Stepbacks that recede from the building’s footprint in graduated stages emphasize the verticality and geometric form typical of Art Deco buildings. Stylized architectural details along the building’s facade also display the ornamental look associated with Art Deco.
Jackson County Courthouse
Jackson County Courthouse is yet another building constructed in the early 1930s with liberal use of Art Deco and Neoclassical design elements. Completed in 1934, the 28-story building incorporates approximately 90,000 cubic feet of limestone, a commonly-used material of the time.
Prominently on display in the lobby, the marble used in columns, walls and counters was mostly sourced from Missouri quarries. Elaborate metal ornamentation covering windows and above the courthouse entrance, plus a magnificent chandelier, further showcases the opulent style of Art Deco.
City Hall
Kansas City architectural firm Wight and Wight developed plans for City Hall, a 30-story building with an observation deck completed in 1937. The firm also worked on the design for the Jackson County Courthouse. To split hairs, the design incorporates elements of Neo-Classic and Beaux-Arts architectural styles. The revivalist design of Beaux-Arts, sometimes found in Art Deco, is a separate but similar movement that also signified a break from the Industrial Revolution.
Similar to other downtown structures, City Hall features exterior use of limestone sourced from Indiana. Pyrenees marble imported from southwestern France, travertine marble from Tivoli, Italy, and Verde antique marble from Vermont were all used to beautify the interior.
Other Art Deco-style elements include stylized light fixtures on the lobby’s ceiling, geometric tile patterns, sculpted brass elevator doors that illustrate the four major modes of modern transportation (railroad, airplane, automobile, steamship) and custom brass door knob plates.
Exterior sculptures on the building’s facade depict people and places of note in the region, such as U.S. Sen. Thomas Hart Benton, D-Missouri, Benoist Troost, Lewis and Clark, the Chouteau trading post and the Santa Fe Trail.

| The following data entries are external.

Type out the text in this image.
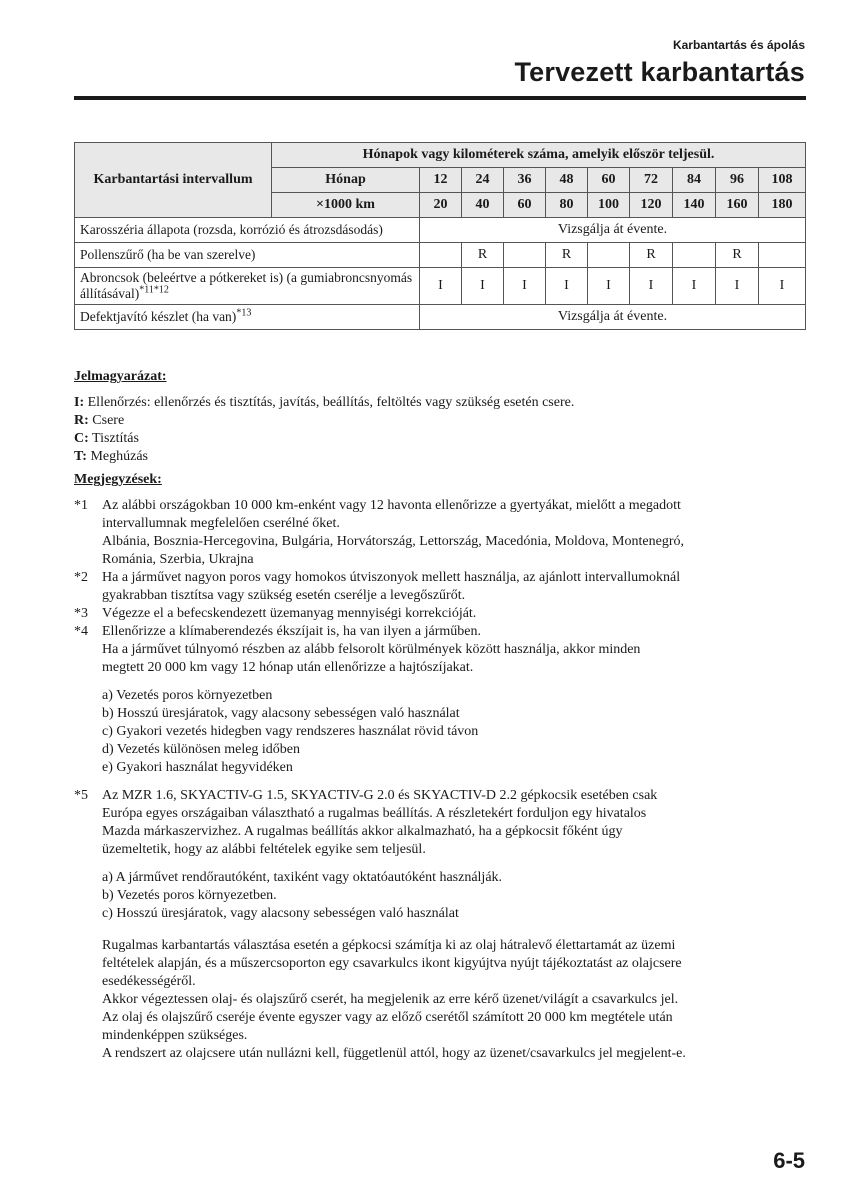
Karbantartás és ápolás
Tervezett karbantartás
Karbantartási intervallum	Hónapok vagy kilométerek száma, amelyik először teljesül.									
	Hónap	12	24	36	48	60	72	84	96	108
	×1000 km	20	40	60	80	100	120	140	160	180
Karosszéria állapota (rozsda, korrózió és átrozsdásodás)		Vizsgálja át évente.								
Pollenszűrő (ha be van szerelve)			R		R		R		R	
Abroncsok (beleértve a pótkereket is) (a gumiabroncsnyomás állításával)$^{*11*12}$		I	I	I	I	I	I	I	I	I
Defektjavító készlet (ha van)$^{*13}$		Vizsgálja át évente.								

Jelmagyarázat:

I: Ellenőrzés: ellenőrzés és tisztítás, javítás, beállítás, feltöltés vagy szükség esetén csere.

R: Csere

C: Tisztítás

T: Meghúzás

Megjegyzések:

*1 Az alábbi országokban 10 000 km-enként vagy 12 havonta ellenőrizze a gyertyákat, mielőtt a megadott
intervallumnak megfelelően cserélné őket.
Albánia, Bosznia-Hercegovina, Bulgária, Horvátország, Lettország, Macedónia, Moldova, Montenegró,
Románia, Szerbia, Ukrajna
*2 Ha a járművet nagyon poros vagy homokos útviszonyok mellett használja, az ajánlott intervallumoknál
gyakrabban tisztítsa vagy szükség esetén cserélje a levegőszűrőt.
*3 Végezze el a befecskendezett üzemanyag mennyiségi korrekcióját.
*4 Ellenőrizze a klímaberendezés ékszíjait is, ha van ilyen a járműben.
Ha a járművet túlnyomó részben az alább felsorolt körülmények között használja, akkor minden
megtett 20 000 km vagy 12 hónap után ellenőrizze a hajtószíjakat.
a) Vezetés poros környezetben
b) Hosszú üresjáratok, vagy alacsony sebességen való használat
c) Gyakori vezetés hidegben vagy rendszeres használat rövid távon
d) Vezetés különösen meleg időben
e) Gyakori használat hegyvidéken
*5 Az MZR 1.6, SKYACTIV-G 1.5, SKYACTIV-G 2.0 és SKYACTIV-D 2.2 gépkocsik esetében csak
Európa egyes országaiban választható a rugalmas beállítás. A részletekért forduljon egy hivatalos
Mazda márkaszervizhez. A rugalmas beállítás akkor alkalmazható, ha a gépkocsit főként úgy
üzemeltetik, hogy az alábbi feltételek egyike sem teljesül.
a) A járművet rendőrautóként, taxiként vagy oktatóautóként használják.
b) Vezetés poros környezetben.
c) Hosszú üresjáratok, vagy alacsony sebességen való használat
Rugalmas karbantartás választása esetén a gépkocsi számítja ki az olaj hátralevő élettartamát az üzemi
feltételek alapján, és a műszercsoporton egy csavarkulcs ikont kigyújtva nyújt tájékoztatást az olajcsere
esedékességéről.
Akkor végeztessen olaj- és olajszűrő cserét, ha megjelenik az erre kérő üzenet/világít a csavarkulcs jel.
Az olaj és olajszűrő cseréje évente egyszer vagy az előző cserétől számított 20 000 km megtétele után
mindenképpen szükséges.
A rendszert az olajcsere után nullázni kell, függetlenül attól, hogy az üzenet/csavarkulcs jel megjelent-e.
6-5
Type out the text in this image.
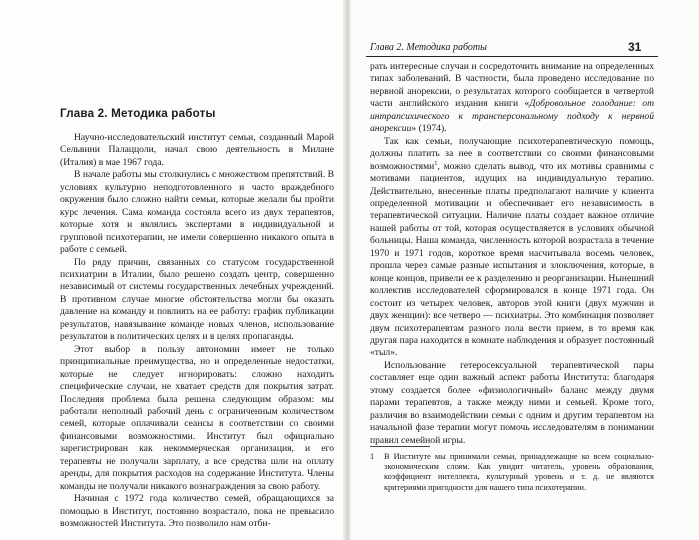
Глава 2. Методика работы

Научно-исследовательский институт семьи, созданный Марой Сельвини Палаццоли, начал свою деятельность в Милане (Италия) в мае 1967 года.

В начале работы мы столкнулись с множеством препятствий. В условиях культурно неподготовленного и часто враждебного окружения было сложно найти семьи, которые желали бы пройти курс лечения. Сама команда состояла всего из двух терапевтов, которые хотя и являлись экспертами в индивидуальной и групповой психотерапии, не имели совершенно никакого опыта в работе с семьей.

По ряду причин, связанных со статусом государственной психиатрии в Италии, было решено создать центр, совершенно независимый от системы государственных лечебных учреждений. В противном случае многие обстоятельства могли бы оказать давление на команду и повлиять на ее работу: график публикации результатов, навязывание команде новых членов, использование результатов в политических целях и в целях пропаганды.

Этот выбор в пользу автономии имеет не только принципиальные преимущества, но и определенные недостатки, которые не следует игнорировать: сложно находить специфические случаи, не хватает средств для покрытия затрат. Последняя проблема была решена следующим образом: мы работали неполный рабочий день с ограниченным количеством семей, которые оплачивали сеансы в соответствии со своими финансовыми возможностями. Институт был официально зарегистрирован как некоммерческая организация, и его терапевты не получали зарплату, а все средства шли на оплату аренды, для покрытия расходов на содержание Института. Члены команды не получали никакого вознаграждения за свою работу.

Начиная с 1972 года количество семей, обращающихся за помощью в Институт, постоянно возрастало, пока не превысило возможностей Института. Это позволило нам отби-

Глава 2. Методика работы	31

рать интересные случаи и сосредоточить внимание на определенных типах заболеваний. В частности, была проведено исследование по нервной анорексии, о результатах которого сообщается в четвертой части английского издания книги «Добровольное голодание: от интрапсихического к трансперсональному подходу к нервной анорексии» (1974).

Так как семьи, получающие психотерапевтическую помощь, должны платить за нее в соответствии со своими финансовыми возможностями$^1$, можно сделать вывод, что их мотивы сравнимы с мотивами пациентов, идущих на индивидуальную терапию. Действительно, внесенные платы предполагают наличие у клиента определенной мотивации и обеспечивает его независимость в терапевтической ситуации. Наличие платы создает важное отличие нашей работы от той, которая осуществляется в условиях обычной больницы. Наша команда, численность которой возрастала в течение 1970 и 1971 годов, короткое время насчитывала восемь человек, прошла через самые разные испытания и злоключения, которые, в конце концов, привели ее к разделению и реорганизации. Нынешний коллектив исследователей сформировался в конце 1971 года. Он состоит из четырех человек, авторов этой книги (двух мужчин и двух женщин): все четверо — психиатры. Это комбинация позволяет двум психотерапевтам разного пола вести прием, в то время как другая пара находится в комнате наблюдения и образует постоянный «тыл».

Использование гетеросексуальной терапевтической пары составляет еще один важный аспект работы Института: благодаря этому создается более «физиологичный» баланс между двумя парами терапевтов, а также между ними и семьей. Кроме того, различия во взаимодействии семьи с одним и другим терапевтом на начальной фазе терапии могут помочь исследователям в понимании правил семейной игры.

1 В Институте мы принимали семьи, принадлежащие ко всем социально-экономическим слоям. Как увидит читатель, уровень образования, коэффициент интеллекта, культурный уровень и т. д. не являются критериями пригодности для нашего типа психотерапии.
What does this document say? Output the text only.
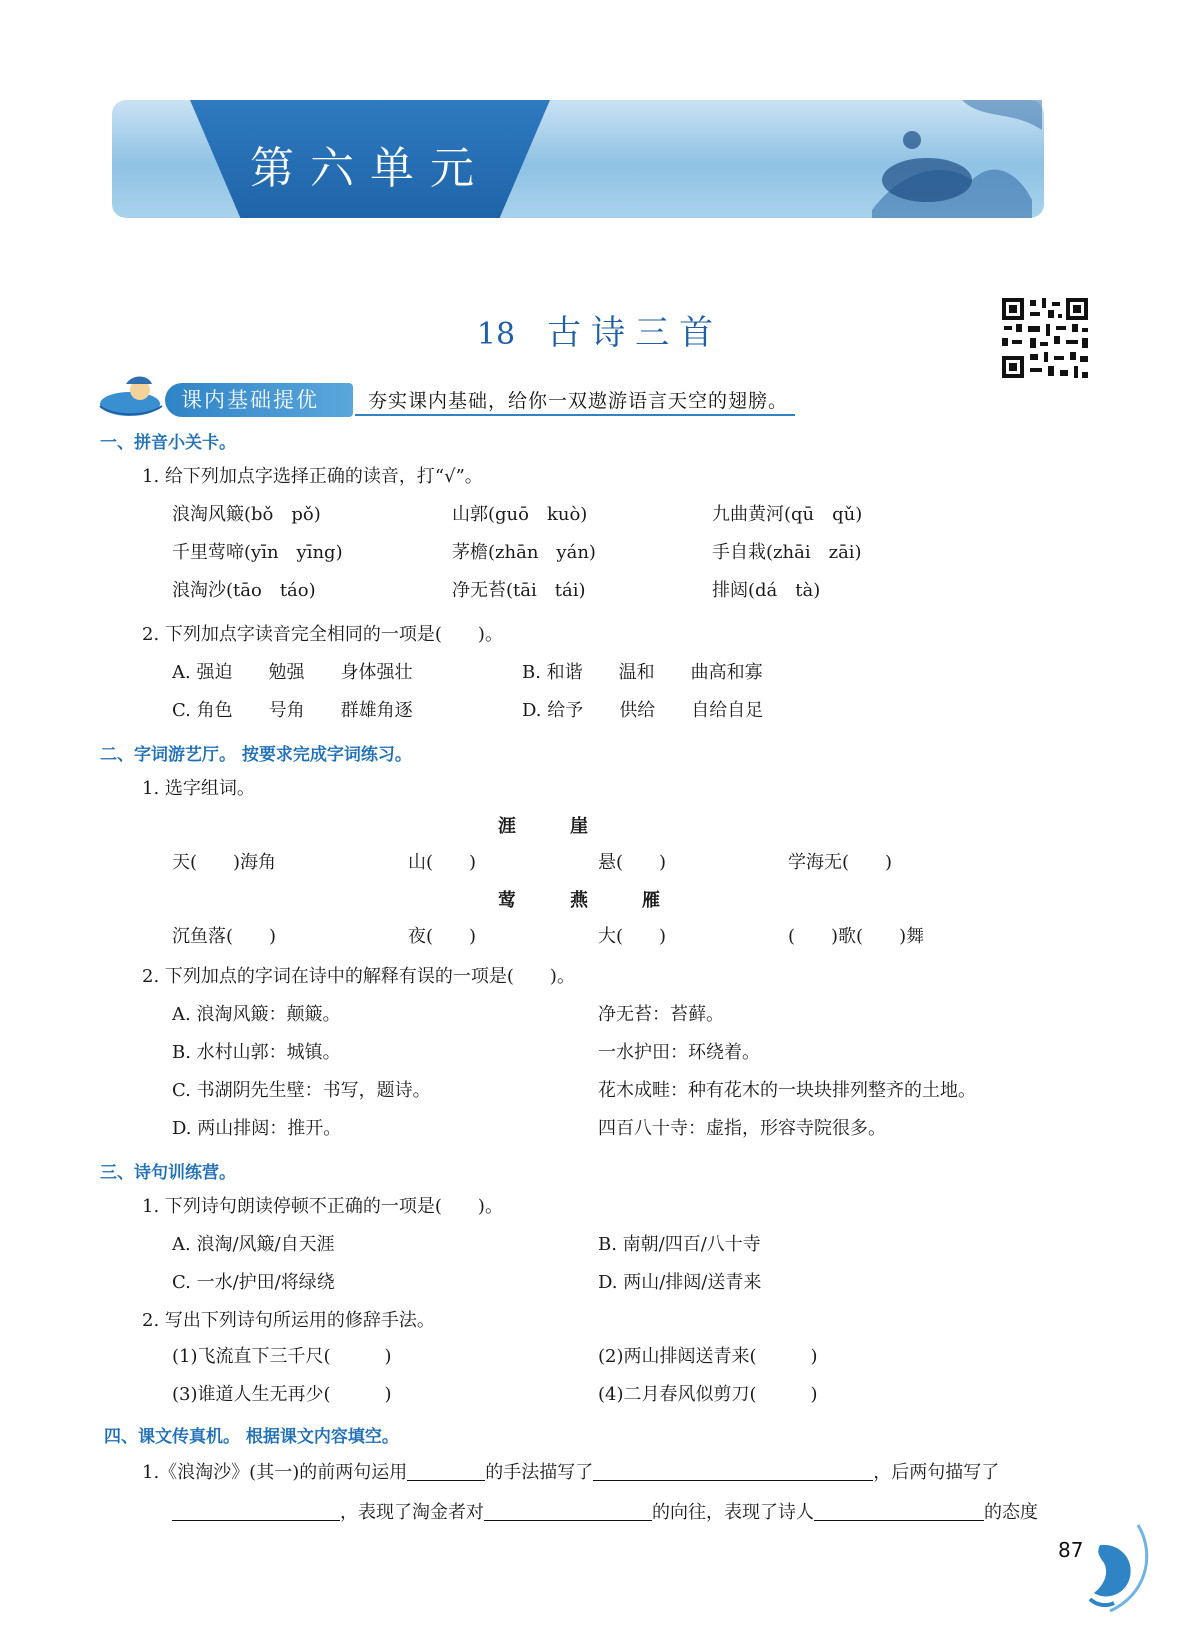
第六单元
18 古诗三首
课内基础提优	夯实课内基础，给你一双遨游语言天空的翅膀。
一、拼音小关卡。
1. 给下列加点字选择正确的读音，打“√”。
浪淘风簸(bǒ　pǒ)	山郭(guō　kuò)	九曲黄河(qū　qǔ)
千里莺啼(yīn　yīng)	茅檐(zhān　yán)	手自栽(zhāi　zāi)
浪淘沙(tāo　táo)	净无苔(tāi　tái)	排闼(dá　tà)
2. 下列加点字读音完全相同的一项是(　　)。
A. 强迫　　勉强　　身体强壮	B. 和谐　　温和　　曲高和寡
C. 角色　　号角　　群雄角逐	D. 给予　　供给　　自给自足
二、字词游艺厅。 按要求完成字词练习。
1. 选字组词。
涯　　　崖
天(　　)海角	山(　　)	悬(　　)	学海无(　　)
莺　　　燕　　　雁
沉鱼落(　　)	夜(　　)	大(　　)	(　　)歌(　　)舞
2. 下列加点的字词在诗中的解释有误的一项是(　　)。
A. 浪淘风簸：颠簸。	净无苔：苔藓。
B. 水村山郭：城镇。	一水护田：环绕着。
C. 书湖阴先生壁：书写，题诗。	花木成畦：种有花木的一块块排列整齐的土地。
D. 两山排闼：推开。	四百八十寺：虚指，形容寺院很多。
三、诗句训练营。
1. 下列诗句朗读停顿不正确的一项是(　　)。
A. 浪淘/风簸/自天涯	B. 南朝/四百/八十寺
C. 一水/护田/将绿绕	D. 两山/排闼/送青来
2. 写出下列诗句所运用的修辞手法。
(1)飞流直下三千尺(　　　)	(2)两山排闼送青来(　　　)
(3)谁道人生无再少(　　　)	(4)二月春风似剪刀(　　　)
四、课文传真机。 根据课文内容填空。
1.《浪淘沙》(其一)的前两句运用	的手法描写了	，后两句描写了
，表现了淘金者对	的向往，表现了诗人	的态度
87
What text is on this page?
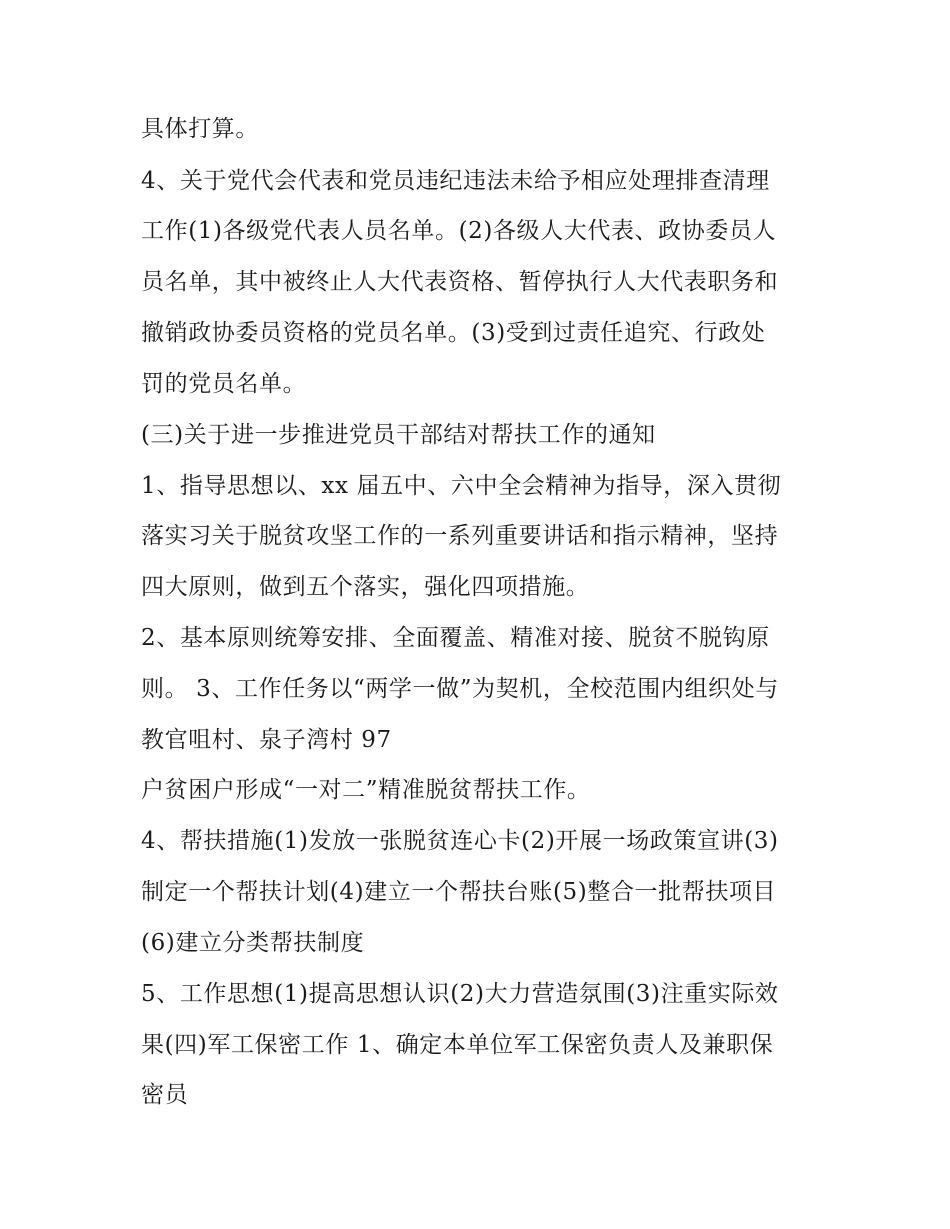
具体打算。
4、关于党代会代表和党员违纪违法未给予相应处理排查清理
工作(1)各级党代表人员名单。(2)各级人大代表、政协委员人
员名单，其中被终止人大代表资格、暂停执行人大代表职务和
撤销政协委员资格的党员名单。(3)受到过责任追究、行政处
罚的党员名单。
(三)关于进一步推进党员干部结对帮扶工作的通知
1、指导思想以、xx 届五中、六中全会精神为指导，深入贯彻
落实习关于脱贫攻坚工作的一系列重要讲话和指示精神，坚持
四大原则，做到五个落实，强化四项措施。
2、基本原则统筹安排、全面覆盖、精准对接、脱贫不脱钩原
则。 3、工作任务以“两学一做”为契机，全校范围内组织处与
教官咀村、泉子湾村 97
户贫困户形成“一对二”精准脱贫帮扶工作。
4、帮扶措施(1)发放一张脱贫连心卡(2)开展一场政策宣讲(3)
制定一个帮扶计划(4)建立一个帮扶台账(5)整合一批帮扶项目
(6)建立分类帮扶制度
5、工作思想(1)提高思想认识(2)大力营造氛围(3)注重实际效
果(四)军工保密工作 1、确定本单位军工保密负责人及兼职保
密员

Fidelity National Bank and Trust Company Building
Built in 1931, the Fidelity National Bank & Trust Building’s footprint is within the boundaries of 9th and 10th, Walnut and Grand streets. The 35-story structure underwent several ownership changes and renovations. The building was converted into apartments and is now known as 909 Walnut.
Designed with an Art Deco-Gothic Revival architectural motif, the Fidelity Building’s most distinguishable feature is its twin spire design. Architectural elements of Art Deco include the use of geometric forms, overall symmetry, verticality and stepbacks to emphasize the building’s grand height and geometric profile, as well as decorative ornamentation.
Union Carbide Building
Now developed as Union Carbide Condominiums, the building displays rich Art Deco details including stylized metalwork and geometric symmetry of the doors at the front entrance. On the front facade, it also shows off geometric light fixtures and classic Art Deco terra cotta panels below the building’s name and brickwork.
Southwell Building
You may have driven past a prominent but less obvious display of Art Deco at the intersection of Main Street and Westport Road a zillion times. Look above the lower-level storefronts of the Southwell Building, built by McKecknie and Trask architects in 1929, on the east side of Main.
Midtown music fans might recall heading to Harling’s Upstairs, a defunct classic bar and grill where Mama Ray and her backing band once hosted a weekly blues jam on Saturdays. Geometric light fixtures along the roofline were designed to flood the sidewalk with light. The richly detailed panels along the second story of the commercial building are examples of polychromatic terracotta ornamentation in the style of Art Deco. It’s an understated treasure that’s worth slowing down to behold.